Meanwhile the bear was running for his life, going twice as fast as any cow or cookee ever went, in the opposite direction. The first human yell had scared him stiff; but the bovine bawl galvanized him into action. Then came the bounding root, whirling mad arms, tearing up the grass, and that petrified him once more. With a woof-woof! which sounded like an explosion, but which only said, “I’m a goner if I don’t light out of here!” he plunged headlong into the windfall over which he had just crept like a shadow, cracking a deal of dead branches as he went through. No more cat-footing for him; the world was too full of strange monsters. Across the meadow and into the big woods he rushed with great smashing of brush, making so much racket himself that he scarcely heard the sound of another flight. Behind him lay an amazing trail: here a hole in a wet spot with mud spattered all about; there a bunch of moss or a sliver of bark ripped from the top of a log; yonder, where the bear struck rising ground, a volley of dirt or chips flung out as he dug his toes into the hillside in frantic haste to get over the horizon.
WHEN BEAVER MEETS OTTER
ONE rainy day, while crossing a northern lake, I saw a commotion in the water and drove my canoe up to it, so quietly that I was alongside a pair of fighting beasts before they noticed me. And then, to my astonishment, they went on with their fighting.

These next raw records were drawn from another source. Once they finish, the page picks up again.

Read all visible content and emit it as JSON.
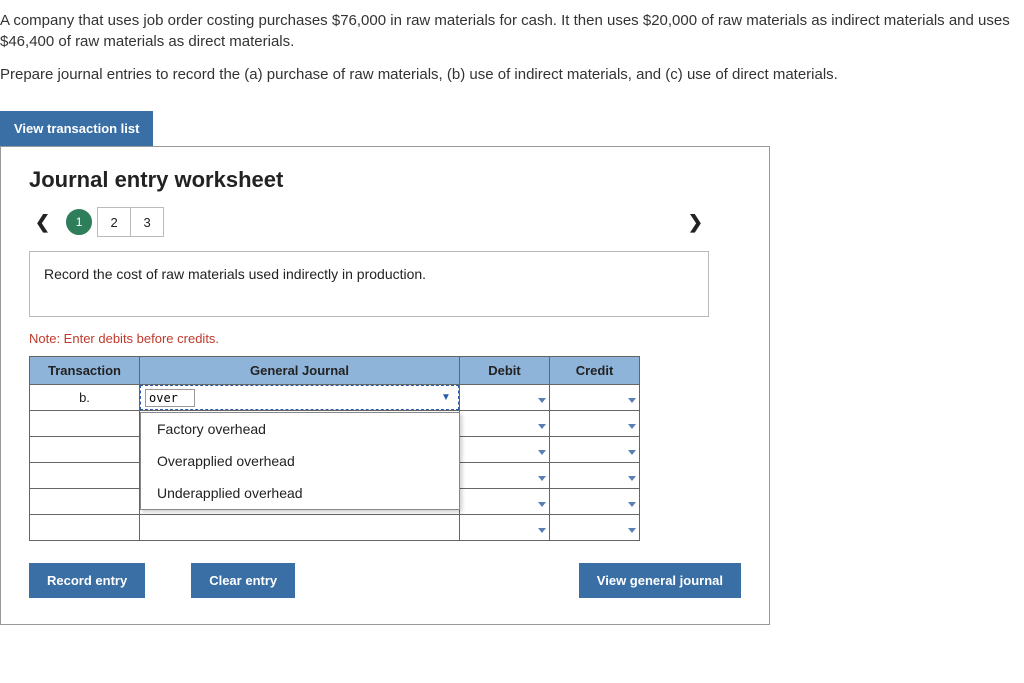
{
  "question": {
    "para1": "A company that uses job order costing purchases $76,000 in raw materials for cash. It then uses $20,000 of raw materials as indirect materials and uses $46,400 of raw materials as direct materials.",
    "para2": "Prepare journal entries to record the (a) purchase of raw materials, (b) use of indirect materials, and (c) use of direct materials."
  },
  "buttons": {
    "view_list": "View transaction list",
    "record_entry": "Record entry",
    "clear_entry": "Clear entry",
    "view_journal": "View general journal"
  },
  "worksheet": {
    "title": "Journal entry worksheet",
    "steps": [
      "1",
      "2",
      "3"
    ],
    "instruction": "Record the cost of raw materials used indirectly in production.",
    "note": "Note: Enter debits before credits.",
    "headers": {
      "transaction": "Transaction",
      "journal": "General Journal",
      "debit": "Debit",
      "credit": "Credit"
    },
    "row1": {
      "transaction": "b.",
      "input_value": "over"
    },
    "dropdown_options": [
      "Factory overhead",
      "Overapplied overhead",
      "Underapplied overhead"
    ]
  }
}
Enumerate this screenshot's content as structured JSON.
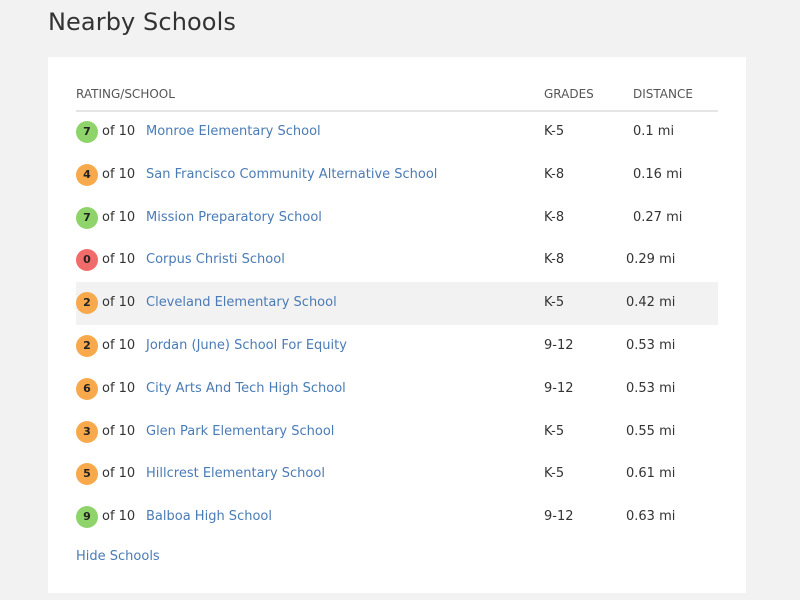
{
  "page": {
    "title": "Nearby Schools"
  },
  "table": {
    "headers": {
      "school": "RATING/SCHOOL",
      "grades": "GRADES",
      "distance": "DISTANCE"
    },
    "rows": [
      {
        "rating": "7",
        "of": "of 10",
        "school": "Monroe Elementary School",
        "grades": "K-5",
        "distance": "0.1 mi",
        "color": "#8fd46a"
      },
      {
        "rating": "4",
        "of": "of 10",
        "school": "San Francisco Community Alternative School",
        "grades": "K-8",
        "distance": "0.16 mi",
        "color": "#f7a94b"
      },
      {
        "rating": "7",
        "of": "of 10",
        "school": "Mission Preparatory School",
        "grades": "K-8",
        "distance": "0.27 mi",
        "color": "#8fd46a"
      },
      {
        "rating": "0",
        "of": "of 10",
        "school": "Corpus Christi School",
        "grades": "K-8",
        "distance": "0.29 mi",
        "color": "#f26b6b"
      },
      {
        "rating": "2",
        "of": "of 10",
        "school": "Cleveland Elementary School",
        "grades": "K-5",
        "distance": "0.42 mi",
        "color": "#f7a94b"
      },
      {
        "rating": "2",
        "of": "of 10",
        "school": "Jordan (June) School For Equity",
        "grades": "9-12",
        "distance": "0.53 mi",
        "color": "#f7a94b"
      },
      {
        "rating": "6",
        "of": "of 10",
        "school": "City Arts And Tech High School",
        "grades": "9-12",
        "distance": "0.53 mi",
        "color": "#f7a94b"
      },
      {
        "rating": "3",
        "of": "of 10",
        "school": "Glen Park Elementary School",
        "grades": "K-5",
        "distance": "0.55 mi",
        "color": "#f7a94b"
      },
      {
        "rating": "5",
        "of": "of 10",
        "school": "Hillcrest Elementary School",
        "grades": "K-5",
        "distance": "0.61 mi",
        "color": "#f7a94b"
      },
      {
        "rating": "9",
        "of": "of 10",
        "school": "Balboa High School",
        "grades": "9-12",
        "distance": "0.63 mi",
        "color": "#8fd46a"
      }
    ]
  },
  "footer": {
    "hide_label": "Hide Schools"
  }
}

They were a beaver and an otter, both uncommonly large, and therefore uncommonly shy by all familiar standards. Not by carelessness does any creature come to unwonted size or years in the wilderness. Ordinarily these alert beasts would have vanished before I had even a glimpse of them. Now they were intent on the business in hand, at times locked jowl to throat, again circling for an opening and watching each other so warily that they had eyes for nothing else.
The otter did most of the sparring; at times he made the water boil as he whirled with nervous strokes about his enemy or dove like a flash to get beneath him. The beaver, larger but more clumsy, seemed content with defensive tactics, turning within his own length so as to face the attack. His beady eyes showed a gleam of red; his great cutting teeth were bared in a ferocious grin. Every time the otter flashed under like a dipper duck, the beaver would go down with the oily roll of a porpoise to meet him under water. A violent swirling, a stream of bubbles gurgling and plopping; then the two animals would wabble up to the surface, their teeth fastened in each other’s neck. Down or up, they paid no attention to the huge object floating near them; if they were aware of the canoe, it was but vaguely, their senses being blunted by their battle fury.
As they went down for the third or fourth time I noticed the water reddening around them, showing that it was time for some blessed peacemaker to interfere. Not knowing who started the fight, I pushed the canoe over them impartially. When they came up I splashed them with the paddle, and they seemed to realize for the first time that a stranger, an enemy, was watching them. In a wink they were themselves once more; their native alertness returned; their lunacy was shed like a garment. The beaver sounded on the instant, giving the alarm signal of his tribe as he went down. He is a sociable creature, living by choice with a colony of his fellows, and in him the thought of his own safety is always associated with the safety of others. But the otter, accustomed to roaming alone, whirled without a sound and forged away on the surface, heading for the nearest shore. There I watched him twisting about uneasily, mewing over his wounds, dressing his rumpled fur like a sick cat.
That was the first time I ever learned of the grudge which seems to stand unsettled between beaver and otter. Had it been the last, I would have thought no more of it than of any other odd incident; but several times in later years I found signs of the same incomprehensible feud. Once the evidence took the form of two dead bodies, beaver and otter, floating together in a cove at the mouth of a brook, where the water circled aimlessly round and round. They had killed each other, I judged, since both were badly bitten about the neck. In a grip that neither had the will to break they sank to the bottom and died. There they rested awhile, till with lightened bodies they rose to the surface and went bumping each other around the eddy, as if their quarrel were still on.
Whether the feud were general among all otters and beavers of that region, or whether it was a private animosity kindled by a personal grievance, I had no means of knowing. Occasionally I would hear of a similar quarrel in other places, and every new indication of it puzzled me afresh. Fights being rarely exceptional between animals of different species, I could imagine no reason why a beaver, most inoffensive of the wood folk, should go out of his way to force a quarrel on an animal with whom he has no dealing from one year’s end to another. The two are not what we call natural enemies, meaning by the thoughtless expression that one does not eat the other as food. They belong to different tribes that have nothing in common, not even a cause of enmity. They cannot interfere with each other in the matter of food, since the otter lives on fish, the beaver on bark or water plants, according to season. Moreover, every wild animal avoids meddling with creatures that do not appeal to him momentarily when he is looking for something to eat, and the beaver is exemplary in minding his own business. He lives a secluded kind of life, wandering up or down the wilderness streams with his family all summer, shutting himself up in a narrow prison all winter; and, aside from wolves or lynxes, which gladly eat beaver meat when they have a rare chance, he has not an enemy in his quiet world so long as man keeps out of it.